Biden adds fuel to Sino-US conflict

US President Joe Biden has signed a bill banning the import of goods from China’s Uighur-populated Xinjiang region. Experts believe the new bill will further complicate the situation amid ongoing tensions between the two countries surrounding the Winter Olympics.

China has sharply criticized the law banning the import of goods. China-US conflict escalates over diplomatic boycott of 2022 Winter Olympics US President Joe Biden has rekindled tensions between the two countries.

Biden on Thursday signed a bill in the Senate banning imports from China’s Uyghur-populated Xinjiang. With his signature, the Uyghur Forced Labor Prevention Act became law.

The United States has said no Uighur Muslims were killed in the attack.

The new law calls on China to prove that it does not impose any obligations on Chinese Uyghur workers in Xinjiang. The United States will stop importing goods from the region unless Chinese companies provide clear and credible evidence to the United States.

Beijing has rejected the new law, sharply criticizing the Biden administration’s move. A spokesman for the Chinese Foreign Ministry said the United States had adopted “tactics” to obstruct China’s progress.

He said allegations of forced labor and genocide in Xinjiang were untrue. The United States is lying about this. They are trying to create an unstable environment in Xinjiang, China. They have no right to blow their noses on China’s internal affairs.

Despite claims by various human rights groups besides the United States, the Chinese administration has held millions of Uyghurs in various prisons in Xinjiang province. However, Beijing claims that in addition to technical training, various measures have been taken to keep them away from extremism.
A Chinese Foreign Ministry spokesman confirmed the news at a news conference. Earlier, the Biden administration imposed similar sanctions on four Chinese officials.

Washington-Beijing tensions are rising over the Uyghur issue. The two countries have been taking reciprocal steps for some time now. Meanwhile, China imposed sanctions on four US officials on Tuesday.

U.S. officials under sanctions include Nadine Mainza, chairman of the Religious Freedom Commission, Nuri Turkel, deputy chairman, Anurima Vargav, and James Carr.

At a news conference in Beijing, Chinese Foreign Ministry spokesman Zhao Lijian said the US administration had illegally imposed sanctions on four Chinese officials, alleging so-called human rights abuses in Xinjiang province.
He said four US officials had been banned in protest of the decision.
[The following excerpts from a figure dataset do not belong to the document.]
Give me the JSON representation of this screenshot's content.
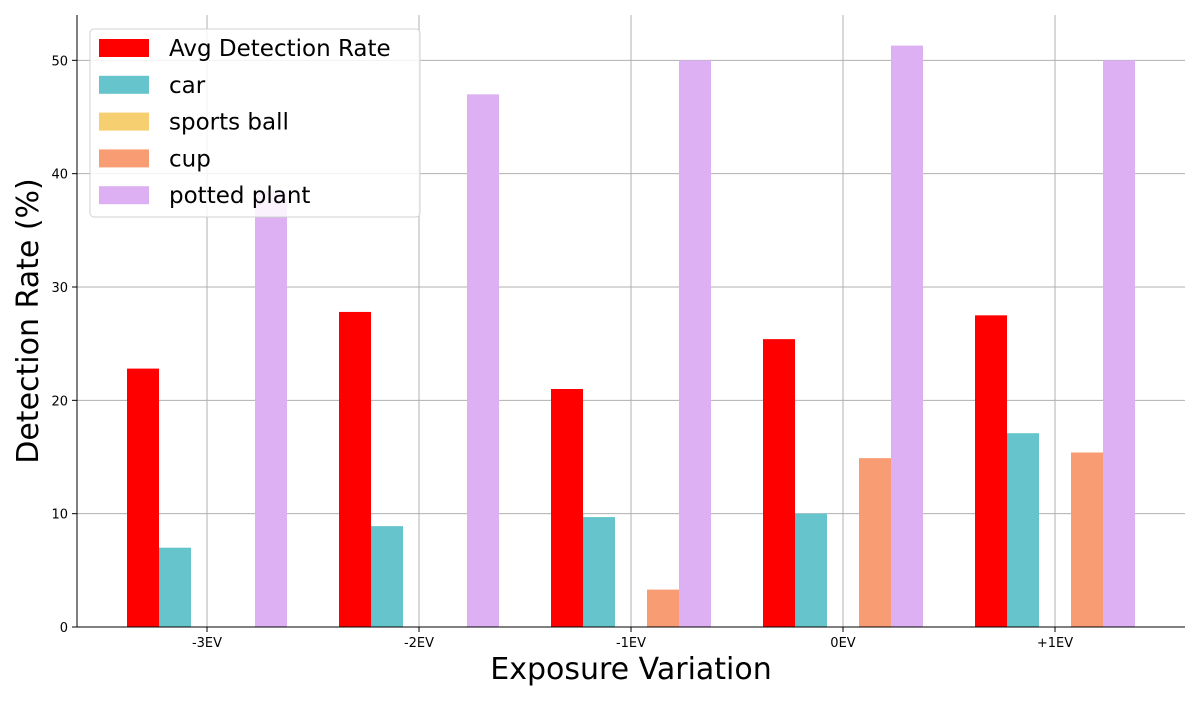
{
  "chart_data": {
    "type": "bar",
    "xlabel": "Exposure Variation",
    "ylabel": "Detection Rate (%)",
    "categories": [
      "-3EV",
      "-2EV",
      "-1EV",
      "0EV",
      "+1EV"
    ],
    "ylim": [
      0,
      54
    ],
    "yticks": [
      "0",
      "10",
      "20",
      "30",
      "40",
      "50"
    ],
    "grid": true,
    "legend_position": "top-left",
    "series": [
      {
        "name": "Avg Detection Rate",
        "color": "#ff0000",
        "values": [
          22.8,
          27.8,
          21.0,
          25.4,
          27.5
        ]
      },
      {
        "name": "car",
        "color": "#66c5cc",
        "values": [
          7.0,
          8.9,
          9.7,
          10.0,
          17.1
        ]
      },
      {
        "name": "sports ball",
        "color": "#f6cf71",
        "values": [
          0,
          0,
          0,
          0,
          0
        ]
      },
      {
        "name": "cup",
        "color": "#f89c74",
        "values": [
          0,
          0,
          3.3,
          14.9,
          15.4
        ]
      },
      {
        "name": "potted plant",
        "color": "#dcb0f2",
        "values": [
          38.5,
          47.0,
          50.0,
          51.3,
          50.0
        ]
      }
    ]
  }
}
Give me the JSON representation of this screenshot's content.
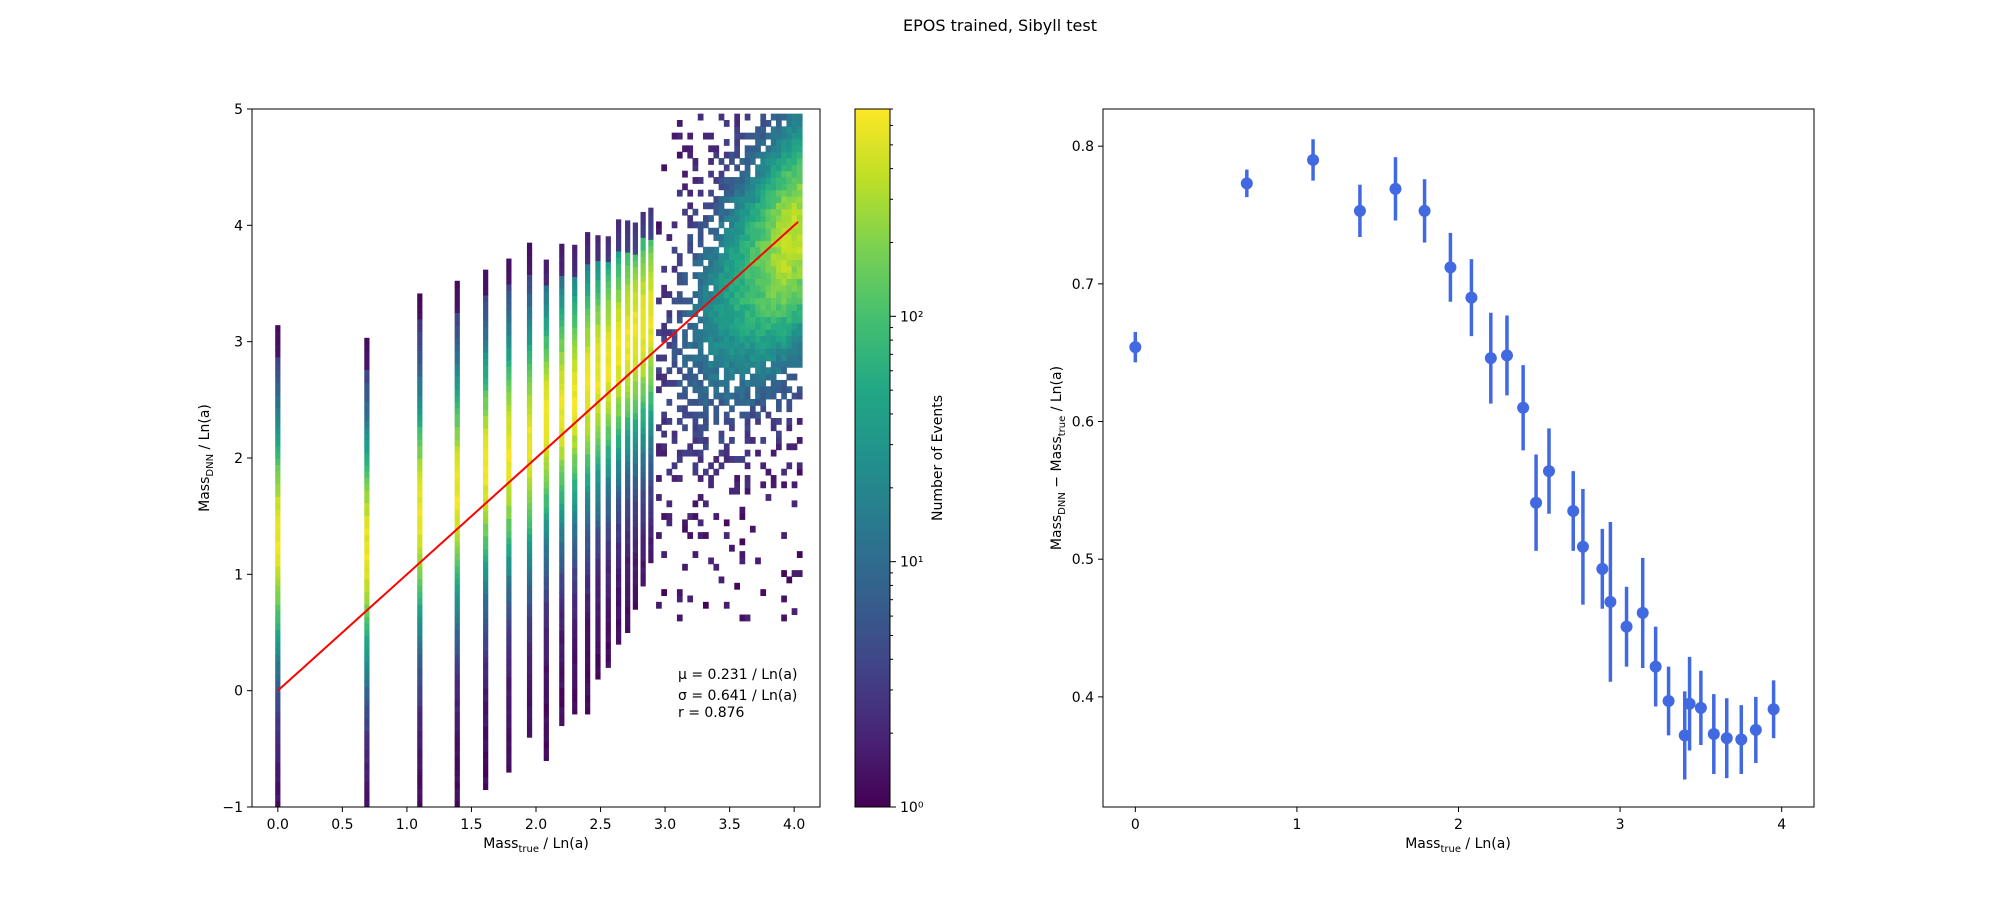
{
  "figure": {
    "title": "EPOS trained, Sibyll test"
  },
  "chart_data": [
    {
      "type": "heatmap",
      "xlabel": {
        "main": "Mass",
        "sub": "true",
        "rest": " / Ln(a)"
      },
      "ylabel": {
        "main": "Mass",
        "sub": "DNN",
        "rest": " / Ln(a)"
      },
      "xlim": [
        -0.2,
        4.2
      ],
      "ylim": [
        -1,
        5
      ],
      "xticks": [
        "0.0",
        "0.5",
        "1.0",
        "1.5",
        "2.0",
        "2.5",
        "3.0",
        "3.5",
        "4.0"
      ],
      "yticks": [
        "−1",
        "0",
        "1",
        "2",
        "3",
        "4",
        "5"
      ],
      "colorbar": {
        "label": "Number of Events",
        "scale": "log",
        "range": [
          1,
          700
        ],
        "ticks": [
          "10⁰",
          "10¹",
          "10²"
        ]
      },
      "reference_line": {
        "x": [
          0,
          4.03
        ],
        "y": [
          0,
          4.03
        ],
        "color": "#ff0000"
      },
      "annotations": [
        "μ =  0.231 / Ln(a)",
        "σ =  0.641 / Ln(a)",
        "r = 0.876"
      ],
      "mass_columns": [
        {
          "x": 0.0,
          "ymin": -1,
          "ymax": 3.1,
          "peak": 1.3
        },
        {
          "x": 0.69,
          "ymin": -1,
          "ymax": 3.0,
          "peak": 1.2
        },
        {
          "x": 1.1,
          "ymin": -1,
          "ymax": 3.4,
          "peak": 1.5
        },
        {
          "x": 1.39,
          "ymin": -1,
          "ymax": 3.5,
          "peak": 1.7
        },
        {
          "x": 1.61,
          "ymin": -0.85,
          "ymax": 3.6,
          "peak": 1.9
        },
        {
          "x": 1.79,
          "ymin": -0.7,
          "ymax": 3.7,
          "peak": 2.0
        },
        {
          "x": 1.95,
          "ymin": -0.4,
          "ymax": 3.8,
          "peak": 2.1
        },
        {
          "x": 2.08,
          "ymin": -0.6,
          "ymax": 3.7,
          "peak": 2.3
        },
        {
          "x": 2.2,
          "ymin": -0.3,
          "ymax": 3.8,
          "peak": 2.4
        },
        {
          "x": 2.3,
          "ymin": -0.2,
          "ymax": 3.8,
          "peak": 2.5
        },
        {
          "x": 2.4,
          "ymin": -0.2,
          "ymax": 3.9,
          "peak": 2.6
        },
        {
          "x": 2.48,
          "ymin": 0.1,
          "ymax": 3.9,
          "peak": 2.7
        },
        {
          "x": 2.56,
          "ymin": 0.2,
          "ymax": 3.9,
          "peak": 2.8
        },
        {
          "x": 2.64,
          "ymin": 0.4,
          "ymax": 4.0,
          "peak": 2.9
        },
        {
          "x": 2.71,
          "ymin": 0.5,
          "ymax": 4.0,
          "peak": 3.0
        },
        {
          "x": 2.77,
          "ymin": 0.7,
          "ymax": 4.0,
          "peak": 3.05
        },
        {
          "x": 2.83,
          "ymin": 0.9,
          "ymax": 4.1,
          "peak": 3.1
        },
        {
          "x": 2.89,
          "ymin": 1.1,
          "ymax": 4.1,
          "peak": 3.2
        }
      ]
    },
    {
      "type": "scatter",
      "xlabel": {
        "main": "Mass",
        "sub": "true",
        "rest": " / Ln(a)"
      },
      "ylabel": {
        "main": "Mass",
        "sub": "DNN",
        "mid": " − Mass",
        "sub2": "true",
        "rest": " / Ln(a)"
      },
      "xlim": [
        -0.2,
        4.2
      ],
      "ylim": [
        0.32,
        0.827
      ],
      "xticks": [
        "0",
        "1",
        "2",
        "3",
        "4"
      ],
      "yticks": [
        "0.4",
        "0.5",
        "0.6",
        "0.7",
        "0.8"
      ],
      "marker_color": "#4169e1",
      "points": [
        {
          "x": 0.0,
          "y": 0.654,
          "err": 0.011
        },
        {
          "x": 0.69,
          "y": 0.773,
          "err": 0.01
        },
        {
          "x": 1.1,
          "y": 0.79,
          "err": 0.015
        },
        {
          "x": 1.39,
          "y": 0.753,
          "err": 0.019
        },
        {
          "x": 1.61,
          "y": 0.769,
          "err": 0.023
        },
        {
          "x": 1.79,
          "y": 0.753,
          "err": 0.023
        },
        {
          "x": 1.95,
          "y": 0.712,
          "err": 0.025
        },
        {
          "x": 2.08,
          "y": 0.69,
          "err": 0.028
        },
        {
          "x": 2.2,
          "y": 0.646,
          "err": 0.033
        },
        {
          "x": 2.3,
          "y": 0.648,
          "err": 0.029
        },
        {
          "x": 2.4,
          "y": 0.61,
          "err": 0.031
        },
        {
          "x": 2.48,
          "y": 0.541,
          "err": 0.035
        },
        {
          "x": 2.56,
          "y": 0.564,
          "err": 0.031
        },
        {
          "x": 2.71,
          "y": 0.535,
          "err": 0.029
        },
        {
          "x": 2.77,
          "y": 0.509,
          "err": 0.042
        },
        {
          "x": 2.89,
          "y": 0.493,
          "err": 0.029
        },
        {
          "x": 2.94,
          "y": 0.469,
          "err": 0.058
        },
        {
          "x": 3.04,
          "y": 0.451,
          "err": 0.029
        },
        {
          "x": 3.14,
          "y": 0.461,
          "err": 0.04
        },
        {
          "x": 3.22,
          "y": 0.422,
          "err": 0.029
        },
        {
          "x": 3.3,
          "y": 0.397,
          "err": 0.025
        },
        {
          "x": 3.4,
          "y": 0.372,
          "err": 0.032
        },
        {
          "x": 3.43,
          "y": 0.395,
          "err": 0.034
        },
        {
          "x": 3.5,
          "y": 0.392,
          "err": 0.027
        },
        {
          "x": 3.58,
          "y": 0.373,
          "err": 0.029
        },
        {
          "x": 3.66,
          "y": 0.37,
          "err": 0.029
        },
        {
          "x": 3.75,
          "y": 0.369,
          "err": 0.025
        },
        {
          "x": 3.84,
          "y": 0.376,
          "err": 0.024
        },
        {
          "x": 3.95,
          "y": 0.391,
          "err": 0.021
        }
      ]
    }
  ]
}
The Chinese Foreign Ministry spokesman also called the Xinjiang issue an internal matter of China.

At the press conference, Zhao Li Jian also said that US officials under sanctions would not be able to visit mainland China, Hong Kong and Macau. Any of their property in China will be confiscated.

The United States has said it will not buy goods from Xinjiang province, accusing Uighur Muslims of killing, torturing and forcing them to work before Chinese officials ban them. On the other hand, China has always denied all allegations of Muslim persecution. Sources Reuters and BCC.